Black clad secret police appear and drag dairyphilic kids bodily out of the square. "The problem with a group eating ice cream wasn't the ice cream, it was the group," says Shirky. "Lukashenko, the leader of Belarus, is the last great Eastern European dictator [but] the Lukshenko government can't penetrate the conspiracy, right? The whole thing is being done on the web. And they can't stop the group from entering October Square because they're not a group when they enter October Square."
Photos went up online almost immediately. The thinking was that it's tough to be really consistently oppressive and brutal when the world is watching. (Shirky: "The bug in the system is that the West cares quite a bit less about Eastern European dictatorship than it used to.")
Twitter is another example of the ridiculous quickly turning to the sublime. Morons who can't choose one bar and stay there on Friday nights want their friends to be able find them. Voila, a service that sends out badly spelled messages about your whereabouts to everyone you know. A few short months later, Egyptian democracy activists are using the same tool to organize and communicate below the radar and/or while in jail.
From frivolous to political is well-documented, but where does the market fit in? Shirky mentions another collaborative project, a tool to coordinate teams of people to subtitle Japanese animation called Aegisub. "It ended up signaling the high demand for stuff that American distributors thought was too arcane," says Shirky. As official releases of anime other than Sailor Moon became more common, the Aegisub community decided to delete their bootleg versions.

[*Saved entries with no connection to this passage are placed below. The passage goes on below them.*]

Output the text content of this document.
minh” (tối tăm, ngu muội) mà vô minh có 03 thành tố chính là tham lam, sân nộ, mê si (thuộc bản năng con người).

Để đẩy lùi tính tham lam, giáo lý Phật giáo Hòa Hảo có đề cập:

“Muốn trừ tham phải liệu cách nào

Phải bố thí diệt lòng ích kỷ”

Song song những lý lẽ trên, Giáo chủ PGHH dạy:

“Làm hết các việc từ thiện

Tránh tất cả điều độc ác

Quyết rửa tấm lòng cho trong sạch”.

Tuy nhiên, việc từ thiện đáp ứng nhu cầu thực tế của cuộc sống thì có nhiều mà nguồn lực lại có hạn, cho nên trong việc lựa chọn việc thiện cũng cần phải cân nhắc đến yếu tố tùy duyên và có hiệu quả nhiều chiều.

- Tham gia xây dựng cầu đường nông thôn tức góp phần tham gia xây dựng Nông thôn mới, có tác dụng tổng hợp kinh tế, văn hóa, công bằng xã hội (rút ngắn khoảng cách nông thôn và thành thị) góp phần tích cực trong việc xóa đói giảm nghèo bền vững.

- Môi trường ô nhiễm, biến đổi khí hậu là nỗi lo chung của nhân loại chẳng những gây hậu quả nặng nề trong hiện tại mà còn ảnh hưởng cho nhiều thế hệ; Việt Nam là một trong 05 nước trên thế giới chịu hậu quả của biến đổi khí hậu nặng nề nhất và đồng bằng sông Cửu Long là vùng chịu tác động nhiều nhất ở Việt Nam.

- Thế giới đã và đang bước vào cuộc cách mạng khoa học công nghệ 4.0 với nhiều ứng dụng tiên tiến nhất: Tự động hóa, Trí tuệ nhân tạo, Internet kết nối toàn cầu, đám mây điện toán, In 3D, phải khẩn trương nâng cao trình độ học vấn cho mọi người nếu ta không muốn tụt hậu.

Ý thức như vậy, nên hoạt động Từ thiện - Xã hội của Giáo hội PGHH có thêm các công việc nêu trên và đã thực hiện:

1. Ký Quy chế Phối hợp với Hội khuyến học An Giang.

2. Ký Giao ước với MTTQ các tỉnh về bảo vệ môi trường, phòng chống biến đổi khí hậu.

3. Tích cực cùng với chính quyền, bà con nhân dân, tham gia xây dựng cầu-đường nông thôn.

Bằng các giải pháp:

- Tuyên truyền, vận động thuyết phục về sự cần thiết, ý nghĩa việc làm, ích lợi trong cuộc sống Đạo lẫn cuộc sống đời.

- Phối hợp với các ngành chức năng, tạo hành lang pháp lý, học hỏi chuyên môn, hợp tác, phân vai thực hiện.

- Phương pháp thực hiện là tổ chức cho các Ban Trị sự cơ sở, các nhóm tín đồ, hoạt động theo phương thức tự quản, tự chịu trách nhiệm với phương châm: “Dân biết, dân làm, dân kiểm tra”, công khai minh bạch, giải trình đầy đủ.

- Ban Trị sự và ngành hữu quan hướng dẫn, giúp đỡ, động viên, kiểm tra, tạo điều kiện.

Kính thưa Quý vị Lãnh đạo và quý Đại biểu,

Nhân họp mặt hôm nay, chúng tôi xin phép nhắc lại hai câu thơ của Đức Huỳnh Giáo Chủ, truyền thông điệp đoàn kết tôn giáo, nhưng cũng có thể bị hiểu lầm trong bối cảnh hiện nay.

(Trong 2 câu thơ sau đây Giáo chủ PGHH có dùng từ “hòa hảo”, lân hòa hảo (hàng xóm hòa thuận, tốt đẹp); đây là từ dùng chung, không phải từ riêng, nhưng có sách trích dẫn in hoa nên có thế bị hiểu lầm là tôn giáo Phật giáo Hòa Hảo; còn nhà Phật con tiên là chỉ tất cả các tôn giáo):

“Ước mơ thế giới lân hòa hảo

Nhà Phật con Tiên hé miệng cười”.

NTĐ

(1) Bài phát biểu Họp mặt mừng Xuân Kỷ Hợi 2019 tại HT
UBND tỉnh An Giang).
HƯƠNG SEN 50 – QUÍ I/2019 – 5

Why did they start a group only to run themselves out of business? "It's not because of a commercial motivation. It's also not because of an anti-commercial motivation. These aren't people who are motivated by sticking it to The Man….They changed the world to be more like what they wanted and once it changed, they could stop."
It's that impulse—do what you want in order to get what you want and then go back to whatever you were doing—that Shirky ably captures in Here Comes Everybody. Things that seem trivial become tools for building crucially important, often ad hoc, collaborations. Social media erodes the divide between freedom of speech, freedom of the press, and freedom of assembly, and intertwining them makes all of them easier to defend.
Katherine Mangu-Ward is an associate editor for reason.